Another technology-related challenge is the pervasive reliance organizations continue to have on spreadsheets for data management. The number of firms that still use spreadsheets as the only (or practically the only) tool for information processing and data analysis is still very high, even though spreadsheets are often riddled with errors and there are newer, less errorprone technologies available that are affordable. There really is a significant gap between the claims about big technology trends made by the industry’s leading solution providers and the reality of how comfortable organizations are with them. This situation is further aggravated if we consider tourism SMEs with limited resources and lack of technical skills to tackle technology-based data projects. The responsibility to reverse this situation lies with each firm, but it is also necessary for technology providers to be aware of the challenges faced by tourism SMEs. Perhaps the technology industry should focus more on data tools and applications that are easy to use and for which users do not need highly specialized technical skills and knowledge. This could help firms reduce their dependence on spreadsheets and raise their level of technological maturity to meet the challenges of smartization. Recently, new start-ups (e.g., DataHero, DataCamp) have emerged aware of the opportunity to provide data management knowledge and tools in low-cost, on-demand models. Ultimately, it is important for organizations to implement a data governance program that enables them to meet data standards and maintain data quality, thus reducing reliance on spreadsheets as the primary tool for extracting value from data. Implementing an MDM solution that makes the organization share a common understanding and language of business data objects (e.g., customers, products, services) would be a big step forward in advancing Agile data project management.

19.6 Discussion Questions

  • Are tourism firms ready to implement an Agile data-driven framework? What factors are for or against?

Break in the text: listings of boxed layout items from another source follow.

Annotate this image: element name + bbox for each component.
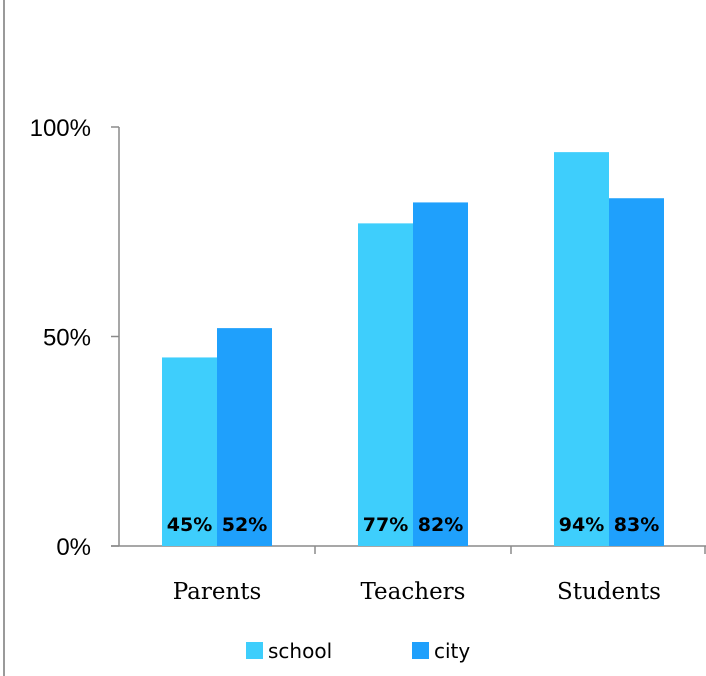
axes: 0% 50% 100% Parents Teachers Students xyxy=(30,115,706,605)
bar-school-students xyxy=(554,152,609,546)
y-tick-label: 0% xyxy=(56,534,91,561)
bar-city-parents xyxy=(217,328,272,546)
bar-city-teachers xyxy=(413,202,468,547)
y-tick-label: 50% xyxy=(43,325,91,352)
data-label: 94% xyxy=(559,514,604,536)
y-tick-label: 100% xyxy=(30,115,91,142)
bars-group xyxy=(162,152,664,547)
legend-swatch-city xyxy=(412,642,429,659)
x-category-label: Parents xyxy=(173,579,262,605)
x-category-label: Teachers xyxy=(361,579,466,605)
bar-city-students xyxy=(609,198,664,547)
x-category-label: Students xyxy=(557,579,661,605)
data-label: 45% xyxy=(167,514,212,536)
data-label: 52% xyxy=(222,514,267,536)
legend-label-school: school xyxy=(268,639,332,663)
data-label: 83% xyxy=(614,514,659,536)
legend-swatch-school xyxy=(246,642,263,659)
data-label: 82% xyxy=(418,514,463,536)
bar-school-parents xyxy=(162,357,217,546)
data-label: 77% xyxy=(363,514,408,536)
frame-left-border xyxy=(3,0,5,676)
legend: school city xyxy=(246,639,470,663)
data-labels-group: 45% 52% 77% 82% 94% 83% xyxy=(167,514,659,536)
bar-school-teachers xyxy=(358,223,413,546)
legend-label-city: city xyxy=(434,639,470,663)
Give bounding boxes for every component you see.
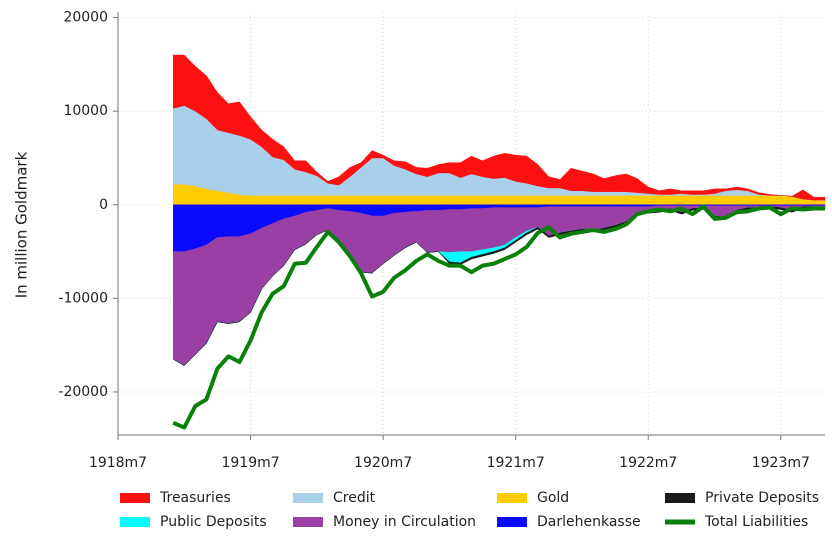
y-tick-label: -20000	[58, 384, 108, 400]
y-tick-label: 10000	[63, 103, 108, 119]
legend-swatch	[120, 517, 150, 527]
legend-swatch	[497, 493, 527, 503]
legend: Treasuries Credit Gold Private Deposits Publ…	[120, 490, 819, 530]
legend-label: Money in Circulation	[333, 514, 476, 530]
legend-swatch	[665, 493, 695, 503]
legend-swatch	[293, 493, 323, 503]
y-tick-label: 0	[99, 197, 108, 213]
x-tick-label: 1922m7	[619, 455, 677, 471]
axes: -20000 -10000 0 10000 20000 1918m7 1919m7 1920m…	[58, 10, 825, 471]
x-tick-label: 1919m7	[221, 455, 279, 471]
x-tick-label: 1918m7	[89, 455, 147, 471]
x-tick-label: 1920m7	[354, 455, 412, 471]
y-axis-label: In million Goldmark	[13, 151, 31, 298]
legend-label: Gold	[537, 490, 569, 506]
area	[172, 54, 826, 201]
plot-area	[172, 54, 826, 430]
line	[172, 204, 825, 430]
x-tick-label: 1921m7	[487, 455, 545, 471]
legend-label: Darlehenkasse	[537, 514, 641, 530]
legend-label: Public Deposits	[160, 514, 267, 530]
legend-label: Private Deposits	[705, 490, 819, 506]
legend-swatch	[497, 517, 527, 527]
legend-label: Treasuries	[159, 490, 231, 506]
x-tick-label: 1923m7	[752, 455, 810, 471]
area	[172, 205, 826, 367]
legend-swatch	[120, 493, 150, 503]
legend-swatch	[293, 517, 323, 527]
legend-swatch	[665, 519, 695, 525]
y-tick-label: 20000	[63, 10, 108, 26]
legend-label: Total Liabilities	[704, 514, 808, 530]
y-tick-label: -10000	[58, 290, 108, 306]
legend-label: Credit	[333, 490, 376, 506]
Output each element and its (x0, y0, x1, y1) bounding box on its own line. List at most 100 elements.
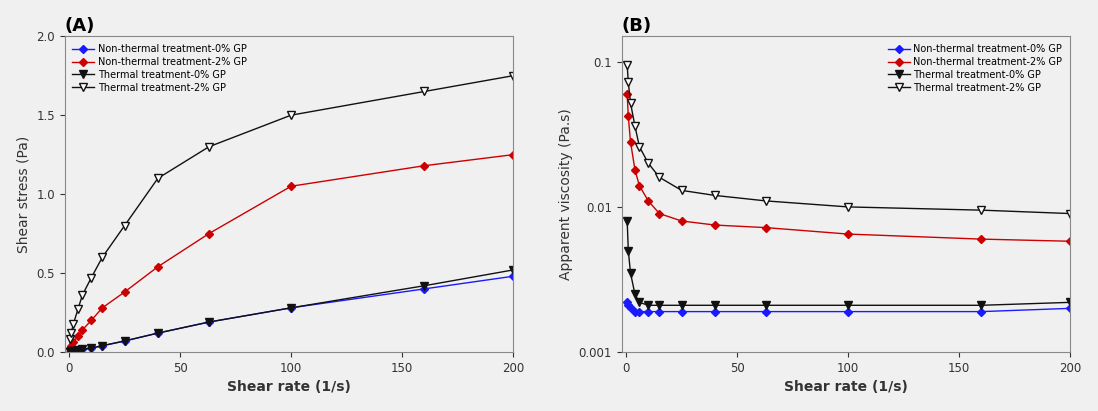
Non-thermal treatment-0% GP (506, 274, 519, 279)
Thermal treatment-2% GP (152, 176, 165, 181)
Thermal treatment-2% GP (632, 144, 646, 149)
Non-thermal treatment-2% GP (628, 167, 641, 172)
Thermal treatment-0% GP (708, 303, 721, 308)
Non-thermal treatment-0% GP (117, 339, 131, 344)
Non-thermal treatment-2% GP (760, 225, 773, 230)
Non-thermal treatment-0% GP (284, 305, 298, 310)
Non-thermal treatment-0% GP (841, 309, 854, 314)
Thermal treatment-2% GP (841, 204, 854, 209)
Thermal treatment-0% GP (641, 303, 654, 308)
Non-thermal treatment-0% GP (628, 309, 641, 314)
Non-thermal treatment-2% GP (506, 152, 519, 157)
Non-thermal treatment-0% GP (152, 330, 165, 335)
Non-thermal treatment-0% GP (1064, 306, 1077, 311)
Non-thermal treatment-0% GP (653, 309, 666, 314)
Non-thermal treatment-0% GP (417, 286, 430, 291)
Non-thermal treatment-0% GP (760, 309, 773, 314)
Thermal treatment-2% GP (417, 89, 430, 94)
Thermal treatment-2% GP (628, 124, 641, 129)
Thermal treatment-0% GP (202, 320, 215, 325)
Non-thermal treatment-0% GP (202, 320, 215, 325)
Thermal treatment-0% GP (67, 349, 80, 353)
Thermal treatment-0% GP (96, 343, 109, 348)
Non-thermal treatment-0% GP (632, 309, 646, 314)
Non-thermal treatment-2% GP (975, 237, 988, 242)
Non-thermal treatment-2% GP (96, 305, 109, 310)
Line: Non-thermal treatment-2% GP: Non-thermal treatment-2% GP (67, 152, 516, 351)
Non-thermal treatment-2% GP (284, 184, 298, 189)
Line: Non-thermal treatment-2% GP: Non-thermal treatment-2% GP (624, 91, 1074, 245)
Thermal treatment-0% GP (71, 348, 85, 353)
Thermal treatment-2% GP (708, 193, 721, 198)
Non-thermal treatment-0% GP (96, 343, 109, 348)
Thermal treatment-0% GP (760, 303, 773, 308)
Thermal treatment-2% GP (85, 275, 98, 280)
Line: Thermal treatment-0% GP: Thermal treatment-0% GP (66, 266, 517, 356)
Thermal treatment-2% GP (67, 321, 80, 326)
Thermal treatment-0% GP (675, 303, 688, 308)
Thermal treatment-0% GP (841, 303, 854, 308)
Thermal treatment-0% GP (64, 349, 77, 354)
Non-thermal treatment-0% GP (624, 306, 637, 311)
Y-axis label: Apparent viscosity (Pa.s): Apparent viscosity (Pa.s) (559, 108, 573, 280)
Non-thermal treatment-2% GP (64, 346, 77, 351)
Non-thermal treatment-2% GP (76, 328, 89, 332)
Non-thermal treatment-0% GP (64, 349, 77, 354)
Non-thermal treatment-0% GP (85, 346, 98, 351)
Non-thermal treatment-0% GP (76, 347, 89, 352)
Thermal treatment-0% GP (621, 248, 635, 253)
Non-thermal treatment-2% GP (708, 223, 721, 228)
Thermal treatment-0% GP (620, 219, 634, 224)
Thermal treatment-0% GP (506, 268, 519, 272)
Thermal treatment-2% GP (641, 161, 654, 166)
Thermal treatment-0% GP (417, 283, 430, 288)
Thermal treatment-2% GP (620, 62, 634, 67)
Non-thermal treatment-2% GP (65, 343, 78, 348)
Non-thermal treatment-0% GP (641, 309, 654, 314)
Thermal treatment-0% GP (85, 346, 98, 351)
Thermal treatment-2% GP (96, 255, 109, 260)
Non-thermal treatment-2% GP (202, 231, 215, 236)
Thermal treatment-2% GP (621, 80, 635, 85)
Non-thermal treatment-2% GP (675, 219, 688, 224)
Non-thermal treatment-2% GP (632, 183, 646, 188)
Non-thermal treatment-2% GP (117, 290, 131, 295)
Thermal treatment-0% GP (117, 339, 131, 344)
Thermal treatment-0% GP (975, 303, 988, 308)
Y-axis label: Shear stress (Pa): Shear stress (Pa) (16, 136, 31, 253)
Non-thermal treatment-0% GP (620, 300, 634, 305)
Non-thermal treatment-2% GP (621, 114, 635, 119)
Non-thermal treatment-2% GP (1064, 239, 1077, 244)
Thermal treatment-0% GP (65, 349, 78, 354)
Thermal treatment-2% GP (1064, 211, 1077, 216)
Thermal treatment-2% GP (76, 293, 89, 298)
Thermal treatment-2% GP (975, 208, 988, 212)
Thermal treatment-2% GP (117, 223, 131, 228)
Thermal treatment-2% GP (202, 144, 215, 149)
Non-thermal treatment-0% GP (708, 309, 721, 314)
Non-thermal treatment-2% GP (653, 211, 666, 216)
Thermal treatment-0% GP (624, 270, 637, 275)
Non-thermal treatment-0% GP (975, 309, 988, 314)
Non-thermal treatment-0% GP (675, 309, 688, 314)
Thermal treatment-0% GP (284, 305, 298, 310)
Thermal treatment-0% GP (632, 300, 646, 305)
Thermal treatment-2% GP (65, 330, 78, 335)
Thermal treatment-0% GP (628, 292, 641, 297)
Thermal treatment-2% GP (675, 188, 688, 193)
Thermal treatment-0% GP (653, 303, 666, 308)
Thermal treatment-2% GP (624, 101, 637, 106)
Non-thermal treatment-2% GP (841, 232, 854, 237)
Legend: Non-thermal treatment-0% GP, Non-thermal treatment-2% GP, Thermal treatment-0% G: Non-thermal treatment-0% GP, Non-thermal… (885, 41, 1065, 96)
Non-thermal treatment-0% GP (67, 349, 80, 353)
Line: Thermal treatment-2% GP: Thermal treatment-2% GP (624, 61, 1074, 217)
Non-thermal treatment-2% GP (624, 140, 637, 145)
X-axis label: Shear rate (1/s): Shear rate (1/s) (227, 380, 350, 394)
X-axis label: Shear rate (1/s): Shear rate (1/s) (784, 380, 908, 394)
Line: Thermal treatment-2% GP: Thermal treatment-2% GP (66, 72, 517, 343)
Non-thermal treatment-0% GP (621, 303, 635, 308)
Line: Non-thermal treatment-0% GP: Non-thermal treatment-0% GP (67, 273, 516, 355)
Thermal treatment-2% GP (64, 337, 77, 342)
Non-thermal treatment-2% GP (417, 163, 430, 168)
Text: (A): (A) (65, 17, 94, 35)
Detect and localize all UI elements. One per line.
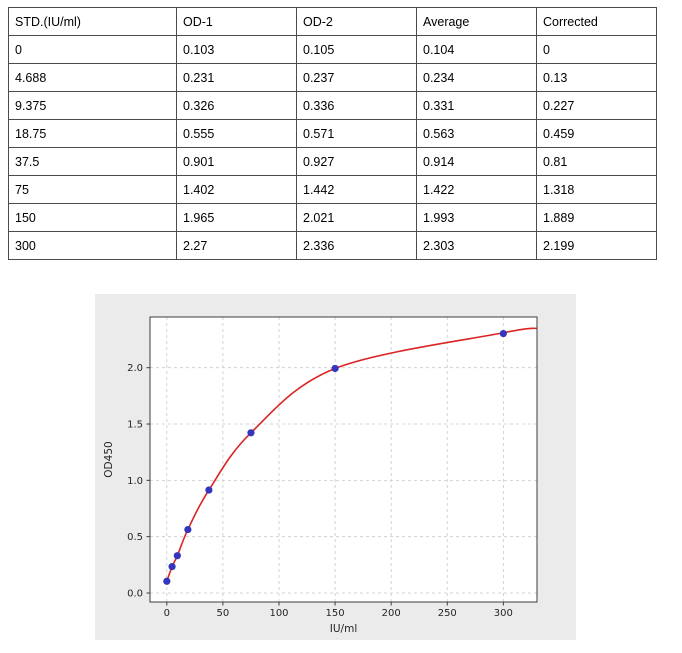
x-axis-label: IU/ml bbox=[330, 623, 357, 635]
table-cell: 0.927 bbox=[296, 147, 417, 176]
table-header-cell: OD-1 bbox=[176, 7, 297, 36]
table-cell: 1.889 bbox=[536, 203, 657, 232]
data-point bbox=[499, 329, 507, 338]
table-cell: 0.563 bbox=[416, 119, 537, 148]
data-point bbox=[163, 577, 171, 585]
table-header-row: STD.(IU/ml) OD-1 OD-2 Average Corrected bbox=[8, 7, 657, 36]
table-row: 75 1.402 1.442 1.422 1.318 bbox=[8, 175, 657, 204]
data-point bbox=[184, 525, 192, 534]
table-cell: 0.901 bbox=[176, 147, 297, 176]
table-cell: 1.318 bbox=[536, 175, 657, 204]
data-point bbox=[173, 552, 181, 560]
y-tick-label: 0.5 bbox=[127, 532, 143, 543]
table-cell: 0.234 bbox=[416, 63, 537, 92]
y-tick-label: 2.0 bbox=[127, 363, 143, 374]
tick-labels: 0 50 100 150 200 250 300 0.0 0.5 1.0 1.5 2.0 bbox=[127, 363, 513, 619]
table-cell: 1.993 bbox=[416, 203, 537, 232]
table-header-cell: STD.(IU/ml) bbox=[8, 7, 177, 36]
data-points bbox=[163, 329, 507, 585]
table-cell: 0.13 bbox=[536, 63, 657, 92]
table-cell: 0.459 bbox=[536, 119, 657, 148]
table-cell: 0.555 bbox=[176, 119, 297, 148]
data-point bbox=[247, 429, 255, 437]
table-cell: 0 bbox=[536, 35, 657, 64]
table-cell: 0.326 bbox=[176, 91, 297, 120]
table-row: 0 0.103 0.105 0.104 0 bbox=[8, 35, 657, 64]
table-cell: 0.105 bbox=[296, 35, 417, 64]
table-row: 150 1.965 2.021 1.993 1.889 bbox=[8, 203, 657, 232]
table-cell: 2.199 bbox=[536, 231, 657, 260]
table-cell: 0.81 bbox=[536, 147, 657, 176]
standard-curve-figure: 0 50 100 150 200 250 300 0.0 0.5 1.0 1.5 2.0 IU/ml OD… bbox=[95, 294, 576, 640]
fit-curve-line bbox=[166, 327, 538, 582]
data-point bbox=[168, 563, 176, 571]
table-cell: 0.914 bbox=[416, 147, 537, 176]
table-cell: 4.688 bbox=[8, 63, 177, 92]
table-cell: 300 bbox=[8, 231, 177, 260]
standard-curve-chart: 0 50 100 150 200 250 300 0.0 0.5 1.0 1.5 2.0 IU/ml OD… bbox=[95, 294, 576, 640]
table-cell: 1.402 bbox=[176, 175, 297, 204]
table-cell: 0.227 bbox=[536, 91, 657, 120]
table-cell: 0.231 bbox=[176, 63, 297, 92]
x-tick-label: 100 bbox=[269, 608, 288, 619]
x-tick-label: 200 bbox=[382, 608, 401, 619]
table-cell: 75 bbox=[8, 175, 177, 204]
x-tick-label: 150 bbox=[326, 608, 345, 619]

  • What kind of Agile practices do you think would be easier (or more difficult) to implement in tourism firms? How could the difficulties be overcome?

  • Can a tourism firm start implementing an Agile framework without having previous experience working with data? Does a firm need to reach a certain level of maturity in data management before starting to think about Agile practices?

  • What benefits can a tourism firm expect from implementing an Agile data-driven framework? What threats can be expected?

  • What Agile practices do you think best respond to the needs created by the smart transformation process of tourism firms?

  • To what extent can Agile practices improve the work of people in tourism firms?

  • Do you have any experience working with Agile practices, or know someone who has? Write down those aspects that can help to improve the performance of the firm.